Wednesday, December 2, 2009

Ext4 with MySQL binary logs oddity

I was working with a customer recently that kept seeing 10-12 second hangs in MySQL. Everything would be working well and suddenly all data changing statements would stop working.

Once the 10-12 seconds passed, the system would recover and everything would be fine for a while. This would repeat every 30-45 minutes normally, and would occur more frequently when the system was doing some heavy ETL type activity (data loads, big updates, etc...), with the ETL ones being longer and worse generally.

One of the steps taken while investigating was to check out vmstat/iostat. From this we noticed that during the spike there was very intense disk activity. I suspected something wrong with InnoDB such as the famous purge hiccup or something with the log files checkpointing, etc... However we then found out that it was the disk system where the binary logs were stored and not the InnoDB files.

While continuing to investigate, it was noticed that the times it occurred happened to exactly match up with the times that the binary log rotations were occurring. Using strace, we were able to notice that the fdatasync() call that accompanied the rotation was taking a very long time (the majority of the delay time).

Finally we were able to pin it down to ext4 and how it delays data writes for a very long time (30 minutes). Compare this to ext3 which will flush things every 5 seconds or so. I am told that ext4 recently changed this behavior (this was in 2.6.30), so hopefully this won't hit more people.
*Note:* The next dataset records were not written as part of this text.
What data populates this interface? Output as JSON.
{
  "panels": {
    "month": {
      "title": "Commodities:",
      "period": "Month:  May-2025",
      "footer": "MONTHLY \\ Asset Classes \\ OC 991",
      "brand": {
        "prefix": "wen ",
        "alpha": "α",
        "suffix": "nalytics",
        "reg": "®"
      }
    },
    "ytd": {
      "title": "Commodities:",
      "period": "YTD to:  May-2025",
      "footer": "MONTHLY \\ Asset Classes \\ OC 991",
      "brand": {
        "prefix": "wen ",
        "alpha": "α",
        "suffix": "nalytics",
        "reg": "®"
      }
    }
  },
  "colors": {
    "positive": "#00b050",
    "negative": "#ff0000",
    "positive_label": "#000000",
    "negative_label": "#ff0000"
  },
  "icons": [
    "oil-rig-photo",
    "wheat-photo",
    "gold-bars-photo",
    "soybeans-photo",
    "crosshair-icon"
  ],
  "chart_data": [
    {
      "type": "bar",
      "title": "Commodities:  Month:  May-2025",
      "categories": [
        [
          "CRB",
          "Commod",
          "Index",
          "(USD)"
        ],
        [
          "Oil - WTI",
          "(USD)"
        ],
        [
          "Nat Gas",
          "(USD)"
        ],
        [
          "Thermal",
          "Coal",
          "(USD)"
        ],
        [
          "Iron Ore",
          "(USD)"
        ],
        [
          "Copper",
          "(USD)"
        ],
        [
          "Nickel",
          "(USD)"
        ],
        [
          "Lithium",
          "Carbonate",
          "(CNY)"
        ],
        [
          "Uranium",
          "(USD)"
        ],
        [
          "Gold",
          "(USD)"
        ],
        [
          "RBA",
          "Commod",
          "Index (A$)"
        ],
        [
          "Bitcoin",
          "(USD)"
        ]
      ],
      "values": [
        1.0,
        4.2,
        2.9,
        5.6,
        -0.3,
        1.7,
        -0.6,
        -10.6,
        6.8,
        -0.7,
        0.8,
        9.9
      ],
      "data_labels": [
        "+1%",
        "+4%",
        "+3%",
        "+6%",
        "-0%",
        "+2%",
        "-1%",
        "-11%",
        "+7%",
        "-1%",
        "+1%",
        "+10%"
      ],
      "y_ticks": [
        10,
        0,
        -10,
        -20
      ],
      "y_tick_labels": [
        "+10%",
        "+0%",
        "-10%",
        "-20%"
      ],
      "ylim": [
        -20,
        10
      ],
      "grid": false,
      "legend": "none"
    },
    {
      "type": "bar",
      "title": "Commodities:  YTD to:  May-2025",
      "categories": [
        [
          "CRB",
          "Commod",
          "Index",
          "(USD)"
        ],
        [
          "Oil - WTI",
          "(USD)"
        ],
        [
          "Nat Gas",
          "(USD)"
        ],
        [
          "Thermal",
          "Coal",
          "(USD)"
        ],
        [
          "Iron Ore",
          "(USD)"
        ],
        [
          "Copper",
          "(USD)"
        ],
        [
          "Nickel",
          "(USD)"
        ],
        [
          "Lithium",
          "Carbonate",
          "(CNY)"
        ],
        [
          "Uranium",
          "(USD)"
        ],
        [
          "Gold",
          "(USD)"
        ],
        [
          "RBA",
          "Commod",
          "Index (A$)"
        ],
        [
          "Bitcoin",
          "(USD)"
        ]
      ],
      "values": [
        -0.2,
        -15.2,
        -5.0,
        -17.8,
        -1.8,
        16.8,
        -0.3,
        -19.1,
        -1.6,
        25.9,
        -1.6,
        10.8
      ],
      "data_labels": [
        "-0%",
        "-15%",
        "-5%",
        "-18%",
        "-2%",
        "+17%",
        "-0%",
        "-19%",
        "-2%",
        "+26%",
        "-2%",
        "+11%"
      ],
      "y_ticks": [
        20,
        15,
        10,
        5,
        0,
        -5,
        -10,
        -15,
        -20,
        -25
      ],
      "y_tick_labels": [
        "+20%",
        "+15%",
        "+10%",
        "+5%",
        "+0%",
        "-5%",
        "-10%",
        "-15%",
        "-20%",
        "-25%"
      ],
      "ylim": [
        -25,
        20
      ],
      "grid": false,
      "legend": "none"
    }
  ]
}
What was happening was as follows:

  • Binary log data gets written to over time

  • ext4 in an attempt to increase performance does not write the data to disk

  • ext4 continues to not write data to disk, even as hundreds of MB of binary log sits in memory and the disk is mostly idle

  • Binary log gets full (1024MB) and rotates while holding the log mutex

  • Rotation calls an fdatasync prior to closing the file

  • ext4 now has to write the data out and takes 10-12 seconds to do so

  • log mutex prevents any commits while it writes

  • Write finishes, log rotates, things repeat



To alleviate this, we ended up setting sync_binlog=100. This will force the binary log to fsync periodically and hence not allow ext4 to wait forever to write the data out to the file. There is also the commit mount option for ext4 which should give similar benefits by forcing it to write more often but I didn't test it.